A student of architecture, Henry’s father Thomas travelled across the Middle East and southern Europe, collecting paintings and other works of art. After the French invaded the Netherlands towards the end of the 18th century, Thomas settled in London and filled his home with his collections. Many visitors commented on how his home was so incredible, it was more like a museum than a house.
After Henry Thomas Hope himself was born in 1808, his father became increasingly interested in a parliamentary career and urged Henry in this direction. However, after studying at Eton College and then Trinity College in Cambridge, Henry’s first ‘job’ was actually as Groom of the Bedchamber to King George IV and William IV. Despite the title, this was a prestigious role as one of the monarch’s closest aids.
Following this short diversion of working with royalty, Henry went on to enjoy a career in politics as a Conservative MP, serving constituencies in East Looe and Gloucester.
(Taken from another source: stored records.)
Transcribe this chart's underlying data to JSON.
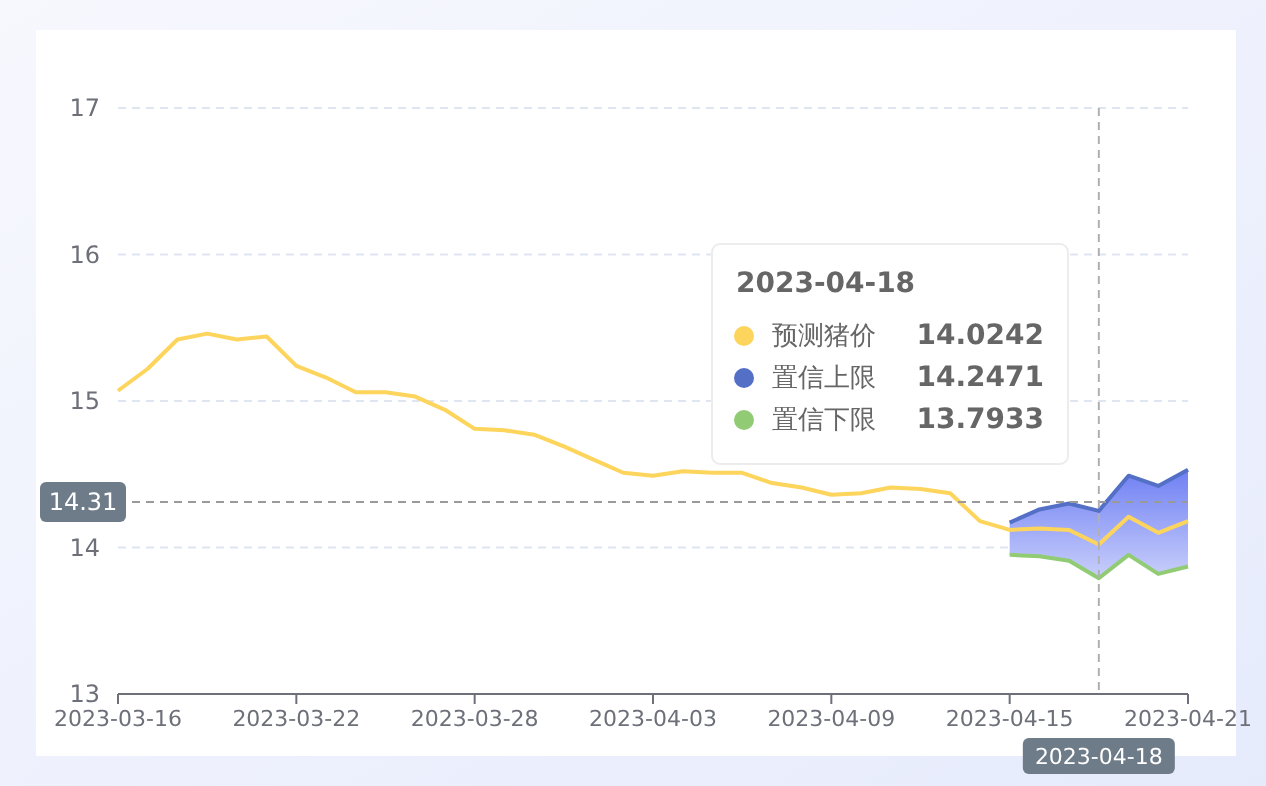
{
  "chart_data": {
    "type": "line",
    "x": [
      "2023-03-16",
      "2023-03-17",
      "2023-03-18",
      "2023-03-19",
      "2023-03-20",
      "2023-03-21",
      "2023-03-22",
      "2023-03-23",
      "2023-03-24",
      "2023-03-25",
      "2023-03-26",
      "2023-03-27",
      "2023-03-28",
      "2023-03-29",
      "2023-03-30",
      "2023-03-31",
      "2023-04-01",
      "2023-04-02",
      "2023-04-03",
      "2023-04-04",
      "2023-04-05",
      "2023-04-06",
      "2023-04-07",
      "2023-04-08",
      "2023-04-09",
      "2023-04-10",
      "2023-04-11",
      "2023-04-12",
      "2023-04-13",
      "2023-04-14",
      "2023-04-15",
      "2023-04-16",
      "2023-04-17",
      "2023-04-18",
      "2023-04-19",
      "2023-04-20",
      "2023-04-21"
    ],
    "series": [
      {
        "name": "预测猪价",
        "color": "#fdd45c",
        "values": [
          15.07,
          15.22,
          15.42,
          15.46,
          15.42,
          15.44,
          15.24,
          15.16,
          15.06,
          15.06,
          15.03,
          14.94,
          14.81,
          14.8,
          14.77,
          14.69,
          14.6,
          14.51,
          14.49,
          14.52,
          14.51,
          14.51,
          14.44,
          14.41,
          14.36,
          14.37,
          14.41,
          14.4,
          14.37,
          14.18,
          14.12,
          14.13,
          14.12,
          14.02,
          14.21,
          14.1,
          14.18
        ]
      },
      {
        "name": "置信上限",
        "type": "area",
        "color": "#5470c6",
        "x": [
          "2023-04-15",
          "2023-04-16",
          "2023-04-17",
          "2023-04-18",
          "2023-04-19",
          "2023-04-20",
          "2023-04-21"
        ],
        "values": [
          14.17,
          14.26,
          14.3,
          14.25,
          14.49,
          14.42,
          14.53
        ]
      },
      {
        "name": "置信下限",
        "color": "#91cc75",
        "x": [
          "2023-04-15",
          "2023-04-16",
          "2023-04-17",
          "2023-04-18",
          "2023-04-19",
          "2023-04-20",
          "2023-04-21"
        ],
        "values": [
          13.95,
          13.94,
          13.91,
          13.79,
          13.95,
          13.82,
          13.87
        ]
      }
    ],
    "xlim": [
      "2023-03-16",
      "2023-04-21"
    ],
    "xticks": [
      "2023-03-16",
      "2023-03-22",
      "2023-03-28",
      "2023-04-03",
      "2023-04-09",
      "2023-04-15",
      "2023-04-21"
    ],
    "ylim": [
      13,
      17
    ],
    "yticks": [
      13,
      14,
      15,
      16,
      17
    ],
    "grid": "y",
    "legend": "top",
    "marker": "none",
    "line_style": "solid",
    "ref_lines": [
      {
        "axis": "y",
        "value": 14.31,
        "label": "14.31",
        "line_style": "dashed"
      },
      {
        "axis": "x",
        "value": "2023-04-18",
        "label": "2023-04-18",
        "line_style": "dashed"
      }
    ],
    "annotations": [
      "2023-04-18",
      "14.0242",
      "14.2471",
      "13.7933"
    ]
  }
}
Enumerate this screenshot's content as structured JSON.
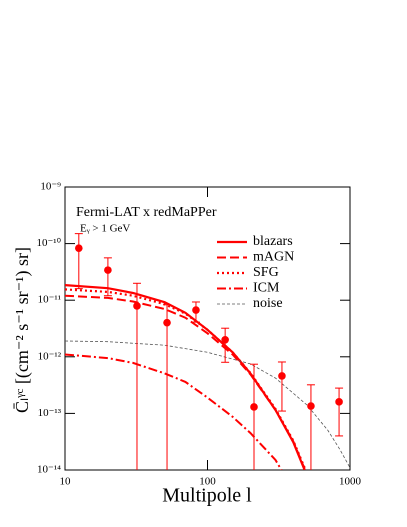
{
  "chart_data": {
    "type": "line",
    "xlabel": "Multipole l",
    "ylabel": "C̄ₗᵞᶜ [(cm⁻² s⁻¹ sr⁻¹) sr]",
    "annotations": [
      "Fermi-LAT x redMaPPer",
      "Eᵧ > 1 GeV"
    ],
    "xscale": "log",
    "yscale": "log",
    "xlim": [
      10,
      1000
    ],
    "ylim": [
      1e-14,
      1e-09
    ],
    "xticks": [
      10,
      100,
      1000
    ],
    "yticks": [
      {
        "value": 1e-14,
        "label": "10⁻¹⁴"
      },
      {
        "value": 1e-13,
        "label": "10⁻¹³"
      },
      {
        "value": 1e-12,
        "label": "10⁻¹²"
      },
      {
        "value": 1e-11,
        "label": "10⁻¹¹"
      },
      {
        "value": 1e-10,
        "label": "10⁻¹⁰"
      },
      {
        "value": 1e-09,
        "label": "10⁻⁹"
      }
    ],
    "legend": "upper right",
    "series": [
      {
        "name": "blazars",
        "color": "#ff0000",
        "dash": "solid",
        "x": [
          10,
          20,
          30,
          50,
          70,
          100,
          150,
          200,
          300,
          400,
          480
        ],
        "values": [
          1.85e-11,
          1.63e-11,
          1.34e-11,
          9.2e-12,
          6e-12,
          3e-12,
          1.2e-12,
          5.1e-13,
          1.15e-13,
          3.1e-14,
          1e-14
        ]
      },
      {
        "name": "mAGN",
        "color": "#ff0000",
        "dash": "dashed",
        "x": [
          10,
          20,
          30,
          50,
          70,
          100,
          150,
          200,
          300,
          400,
          480
        ],
        "values": [
          1.2e-11,
          1.1e-11,
          9.5e-12,
          7e-12,
          4.9e-12,
          2.6e-12,
          1.1e-12,
          4.9e-13,
          1.15e-13,
          3.2e-14,
          1.05e-14
        ]
      },
      {
        "name": "SFG",
        "color": "#ff0000",
        "dash": "dotted",
        "x": [
          10,
          20,
          30,
          50,
          70,
          100,
          150,
          200,
          300,
          400,
          480
        ],
        "values": [
          1.55e-11,
          1.4e-11,
          1.2e-11,
          8.5e-12,
          5.8e-12,
          3e-12,
          1.2e-12,
          5.2e-13,
          1.2e-13,
          3.3e-14,
          1.1e-14
        ]
      },
      {
        "name": "ICM",
        "color": "#ff0000",
        "dash": "dashdot",
        "x": [
          10,
          20,
          30,
          50,
          70,
          100,
          150,
          200,
          300,
          330
        ],
        "values": [
          1.1e-12,
          9.5e-13,
          7.8e-13,
          5.1e-13,
          3.6e-13,
          1.9e-13,
          8.7e-14,
          4.5e-14,
          1.5e-14,
          1e-14
        ]
      },
      {
        "name": "noise",
        "color": "#555555",
        "dash": "thin-dashed",
        "x": [
          10,
          20,
          50,
          100,
          200,
          300,
          500,
          700,
          850,
          1000
        ],
        "values": [
          1.9e-12,
          1.85e-12,
          1.6e-12,
          1.2e-12,
          7.5e-13,
          4.2e-13,
          1.4e-13,
          5e-14,
          2.3e-14,
          1.1e-14
        ]
      }
    ],
    "points": {
      "color": "#ff0000",
      "x": [
        12.5,
        20,
        32,
        52,
        83,
        133,
        212,
        333,
        532,
        838
      ],
      "values": [
        8.3e-11,
        3.4e-11,
        7.9e-12,
        4e-12,
        6.7e-12,
        2e-12,
        1.3e-13,
        4.6e-13,
        1.35e-13,
        1.6e-13
      ],
      "errors": [
        6.7e-11,
        2.2e-11,
        1.2e-11,
        4.3e-12,
        2.6e-12,
        1.2e-12,
        6.1e-13,
        3.5e-13,
        1.85e-13,
        1.2e-13
      ]
    }
  }
}
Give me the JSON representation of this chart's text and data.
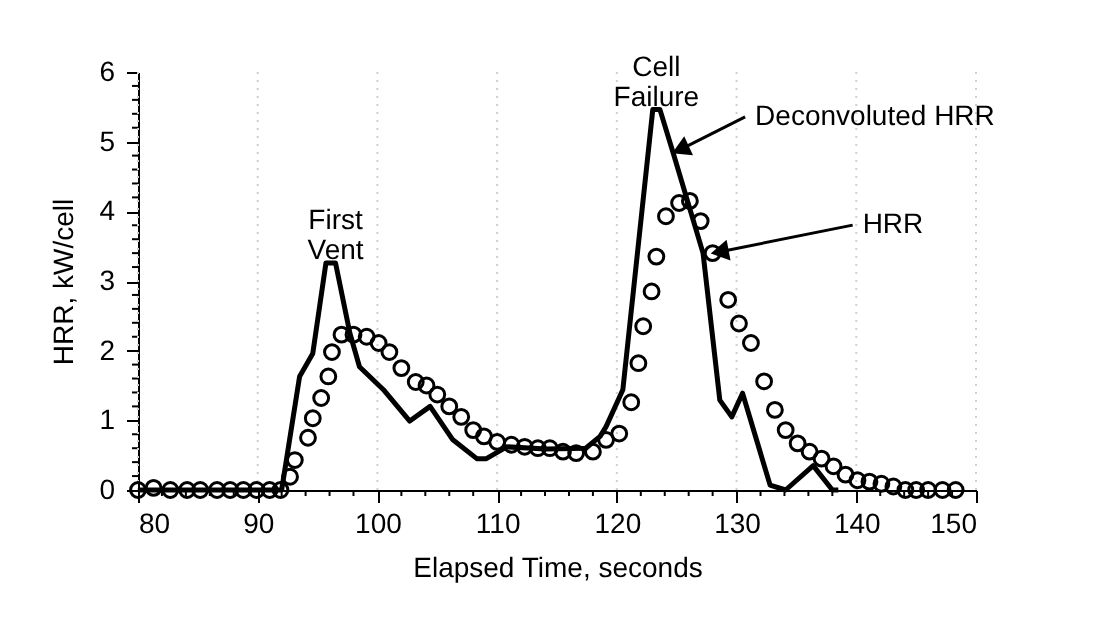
{
  "chart_data": {
    "type": "line",
    "xlabel": "Elapsed Time, seconds",
    "ylabel": "HRR, kW/cell",
    "xlim": [
      80,
      150
    ],
    "ylim": [
      0,
      6
    ],
    "xticks": [
      80,
      {
        "value": 82,
        "label": null
      },
      {
        "value": 84,
        "label": null
      },
      {
        "value": 86,
        "label": null
      },
      {
        "value": 88,
        "label": null
      },
      90,
      {
        "value": 92,
        "label": null
      },
      {
        "value": 94,
        "label": null
      },
      {
        "value": 96,
        "label": null
      },
      {
        "value": 98,
        "label": null
      },
      100,
      {
        "value": 102,
        "label": null
      },
      {
        "value": 104,
        "label": null
      },
      {
        "value": 106,
        "label": null
      },
      {
        "value": 108,
        "label": null
      },
      110,
      {
        "value": 112,
        "label": null
      },
      {
        "value": 114,
        "label": null
      },
      {
        "value": 116,
        "label": null
      },
      {
        "value": 118,
        "label": null
      },
      120,
      {
        "value": 122,
        "label": null
      },
      {
        "value": 124,
        "label": null
      },
      {
        "value": 126,
        "label": null
      },
      {
        "value": 128,
        "label": null
      },
      130,
      {
        "value": 132,
        "label": null
      },
      {
        "value": 134,
        "label": null
      },
      {
        "value": 136,
        "label": null
      },
      {
        "value": 138,
        "label": null
      },
      140,
      {
        "value": 142,
        "label": null
      },
      {
        "value": 144,
        "label": null
      },
      {
        "value": 146,
        "label": null
      },
      {
        "value": 148,
        "label": null
      },
      150
    ],
    "yticks": [
      0,
      {
        "value": 0.2,
        "label": null
      },
      {
        "value": 0.4,
        "label": null
      },
      {
        "value": 0.6,
        "label": null
      },
      {
        "value": 0.8,
        "label": null
      },
      1,
      {
        "value": 1.2,
        "label": null
      },
      {
        "value": 1.4,
        "label": null
      },
      {
        "value": 1.6,
        "label": null
      },
      {
        "value": 1.8,
        "label": null
      },
      2,
      {
        "value": 2.2,
        "label": null
      },
      {
        "value": 2.4,
        "label": null
      },
      {
        "value": 2.6,
        "label": null
      },
      {
        "value": 2.8,
        "label": null
      },
      3,
      {
        "value": 3.2,
        "label": null
      },
      {
        "value": 3.4,
        "label": null
      },
      {
        "value": 3.6,
        "label": null
      },
      {
        "value": 3.8,
        "label": null
      },
      4,
      {
        "value": 4.2,
        "label": null
      },
      {
        "value": 4.4,
        "label": null
      },
      {
        "value": 4.6,
        "label": null
      },
      {
        "value": 4.8,
        "label": null
      },
      5,
      {
        "value": 5.2,
        "label": null
      },
      {
        "value": 5.4,
        "label": null
      },
      {
        "value": 5.6,
        "label": null
      },
      {
        "value": 5.8,
        "label": null
      },
      6
    ],
    "grid": "x",
    "legend": "top right",
    "annotations": [
      {
        "text": "First Vent",
        "x": 96.5,
        "y": 3.26
      },
      {
        "text": "Cell Failure",
        "x": 123.3,
        "y": 5.46
      }
    ],
    "series": [
      {
        "name": "Deconvoluted HRR",
        "color": "#000000",
        "marker": "none",
        "line_style": "solid",
        "x": [
          80,
          92,
          93.5,
          94.6,
          95.7,
          96.5,
          97.7,
          98.5,
          100.5,
          102.7,
          104.4,
          106.3,
          108.3,
          109.1,
          110.8,
          114.1,
          117.4,
          118.6,
          119.1,
          120.5,
          123,
          123.6,
          124.7,
          127.2,
          128.6,
          129.6,
          130.5,
          132.8,
          134.1,
          136.4,
          138,
          138.5
        ],
        "values": [
          0,
          0,
          1.63,
          1.96,
          3.26,
          3.26,
          2.25,
          1.77,
          1.44,
          0.99,
          1.2,
          0.72,
          0.45,
          0.45,
          0.62,
          0.59,
          0.6,
          0.77,
          0.91,
          1.44,
          5.46,
          5.46,
          4.84,
          3.4,
          1.29,
          1.05,
          1.39,
          0.07,
          0,
          0.35,
          0,
          0
        ]
      },
      {
        "name": "HRR",
        "type": "scatter",
        "color": "#000000",
        "marker": "circle",
        "x": [
          80,
          81.3,
          82.7,
          84.1,
          85.2,
          86.6,
          87.7,
          88.8,
          89.9,
          91,
          91.9,
          92.7,
          93.1,
          94.2,
          94.6,
          95.3,
          95.9,
          96.2,
          97,
          98,
          99.1,
          100.1,
          101,
          102,
          103.2,
          104.1,
          105,
          106,
          107,
          108,
          108.9,
          110,
          111.2,
          112.3,
          113.4,
          114.4,
          115.5,
          116.6,
          118,
          119.1,
          120.2,
          121.2,
          121.8,
          122.2,
          122.9,
          123.3,
          124.1,
          125.2,
          126.1,
          127,
          128,
          129.3,
          130.2,
          131.2,
          132.3,
          133.2,
          134.1,
          135.1,
          136.1,
          137.1,
          138.1,
          139.1,
          140.1,
          141.1,
          142.1,
          143.1,
          144.1,
          145,
          146,
          147.2,
          148.3
        ],
        "values": [
          0,
          0.03,
          0,
          0,
          0,
          0,
          0,
          0,
          0,
          0,
          0,
          0.19,
          0.43,
          0.75,
          1.03,
          1.32,
          1.63,
          1.98,
          2.23,
          2.23,
          2.2,
          2.11,
          1.98,
          1.75,
          1.55,
          1.5,
          1.37,
          1.2,
          1.05,
          0.86,
          0.77,
          0.69,
          0.65,
          0.62,
          0.6,
          0.6,
          0.55,
          0.53,
          0.55,
          0.72,
          0.81,
          1.26,
          1.82,
          2.35,
          2.85,
          3.35,
          3.93,
          4.12,
          4.15,
          3.86,
          3.4,
          2.73,
          2.39,
          2.11,
          1.56,
          1.15,
          0.86,
          0.67,
          0.55,
          0.45,
          0.34,
          0.22,
          0.14,
          0.12,
          0.09,
          0.05,
          0,
          0,
          0,
          0,
          0
        ]
      }
    ]
  }
}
Like his father, Henry also had a keen interest in the arts and became well-known as a patron of the arts. He founded the Art Union of London, was vice-president of the Society of Arts and was the president of the Surrey Archaeological Society. He also helped organise The Great Exhibition of 1851 – the first in the series of international expositions that celebrated culture and industry. Henry was also founder of the Royal Botanic Society.
In 1850, Henry Thomas Hope had a mansion built on Piccadilly and the corner of Down Street. The building was noted for the beautiful stone and metal external décor, created in the modern French style of the time. Like his father, Henry filled the mansion with art, including some from his father’s collection, a prized collection of Old Masters and a collection of ancient Greek sculpture. Hope House even attracted the attention of Charles Dickens, who apparently said the mansion had an extravagant interior. Hope House became known as the home of one of the most esteemed private art collections in Europe.
After Henry Thomas Hope passed away in 1862, his daughter inherited his entire estate, including Hope House. Henrietta Hope went on to marry the 6th Duke of Newcastle, Henry Pelham-Clinton, simultaneously helping this roguish character out of his gambling debts with her fortune. Henrietta sold Hope House shortly after her husband died, to the fashionable Junior Athenaeum Club.
From Henry Thomas Hope’s commitment to the arts to the beginnings of ‘The Athenaeum’ name, we’re proud patrons of the incredible history of our building and the amazing characters of history who have set foot inside.